Okay, this is going to be a little lengthy and maybe a little hard to understand? Thought I would share any how. Kessil A360s have two controllable channels, one for color and the other for intensity. So If I set the color channel to 0% then it is about the color of 30k or more. If I set it to 40% then the color looks about 20k. 100% looks about 10-14k. These are my rough estimates.


The other channel is for intensity, should be self explanatory. However, when the lights are somewhere around 60% or 70% color I find par to be at its peak for the given intensity. Following are readings from a light which is about 6 in above the water, with the sensor just under the water.


I sent an email asking kessil if there were varying intensity based on the color setting, they told me there wasn't. I thought that the par reading would be higher when mixing all the LEDs, sounded logical to me. Their response was that there wouldn't be a difference other than color. These findings show them to be wrong.


The first column is color at 100% the second color at 60% and the third color at 50% and 40%
Color
Intensity100%60%50%40%
100% 700 950 890 800
90% 700 915 790 800
80% 600 810 700 675
70% 600 750 670 615
60% 450 560 500 450
50% 370 470 400 360
40% 300 380 325 275


Notice that the greatest par readings where when color was at 60% and held the highest numbers while at any intensity %.

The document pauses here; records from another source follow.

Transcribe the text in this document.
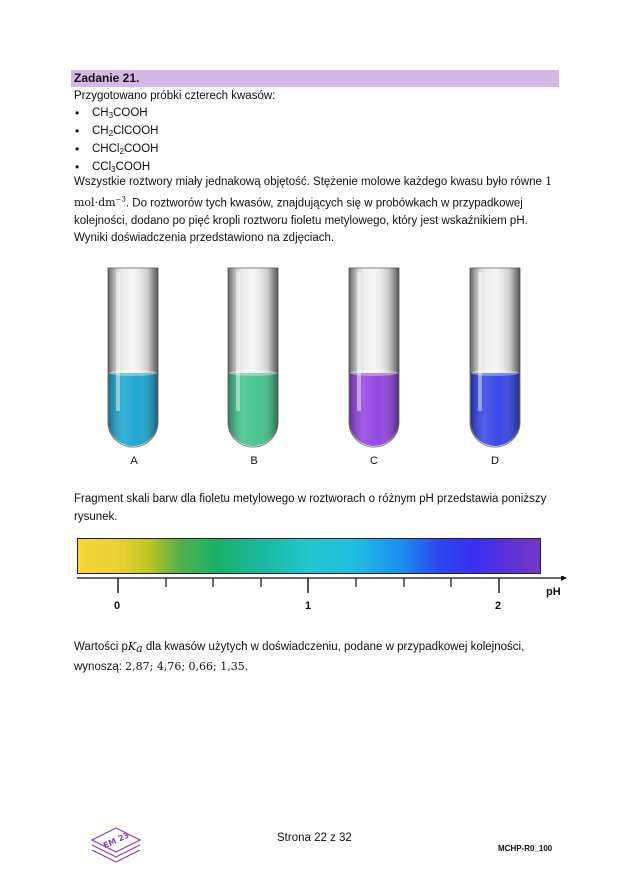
Zadanie 21.
Przygotowano próbki czterech kwasów:
• $CH_3COOH$
• $CH_2ClCOOH$
• CHCl$_2$COOH
• CCl$_3$COOH
Wszystkie roztwory miały jednakową objętość. Stężenie molowe każdego kwasu było równe 1 $mol\cdot dm^{-3}$. Do roztworów tych kwasów, znajdujących się w probówkach w przypadkowej kolejności, dodano po pięć kropli roztworu fioletu metylowego, który jest wskaźnikiem pH. Wyniki doświadczenia przedstawiono na zdjęciach.
A	B	C	D
Fragment skali barw dla fioletu metylowego w roztworach o różnym pH przedstawia poniższy rysunek.
0	1	2
pH
Wartości $pK_a$ dla kwasów użytych w doświadczeniu, podane w przypadkowej kolejności, wynoszą: 2,87; 4,76; 0,66; 1,35.
EM 23	Strona 22 z 32
MCHP-R0_100
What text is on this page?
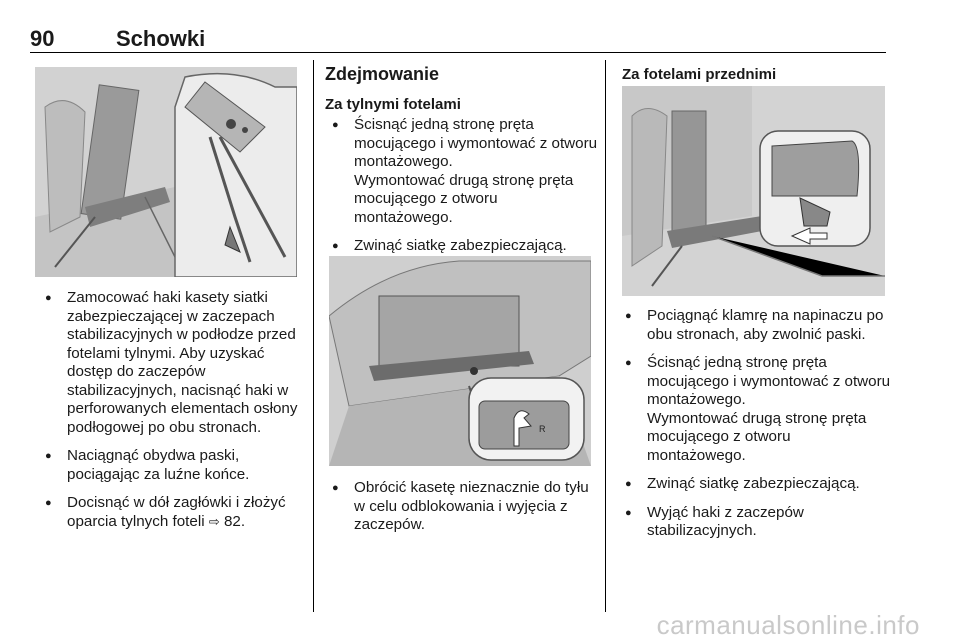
90	Schowki
● Zamocować haki kasety siatki zabezpieczającej w zaczepach stabilizacyjnych w podłodze przed fotelami tylnymi. Aby uzyskać dostęp do zaczepów stabilizacyjnych, nacisnąć haki w perforowanych elementach osłony podłogowej po obu stronach.
● Naciągnąć obydwa paski, pociągając za luźne końce.
● Docisnąć w dół zagłówki i złożyć oparcia tylnych foteli ⇨ 82.
Zdejmowanie
Za tylnymi fotelami
● Ścisnąć jedną stronę pręta mocującego i wymontować z otworu montażowego.
Wymontować drugą stronę pręta mocującego z otworu montażowego.
● Zwinąć siatkę zabezpieczającą.
R
● Obrócić kasetę nieznacznie do tyłu w celu odblokowania i wyjęcia z zaczepów.
Za fotelami przednimi
● Pociągnąć klamrę na napinaczu po obu stronach, aby zwolnić paski.
● Ścisnąć jedną stronę pręta mocującego i wymontować z otworu montażowego.
Wymontować drugą stronę pręta mocującego z otworu montażowego.
● Zwinąć siatkę zabezpieczającą.
● Wyjąć haki z zaczepów stabilizacyjnych.
carmanualsonline.info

Next are some readings from 13 inches under the surface while holding the sensor on the same rock. Again using intensities from 100%-40%. First column is color at 50% and the second has color at 100%.


Intensity50%100%
100% 270 250
90% 250 230
80% 230 200
70% 210 195
60% 168 147
50% 135 120
40% 110 100


On the bottom 29 inches, I was getting readings 75-100 par, while having color 100% and intensity 100%. I have the A360N, N stands for narrow spread.


I am curious what you guys conclude from this data. This data shows me that I have to take more into consideration when ramping from sunrise to midday and back to sunset.


One thing I do think is that having these light ramp through the different colors should allow for both coloring up corals and growing them.
Thank you for posting, have been looking for data everywhere on the N version.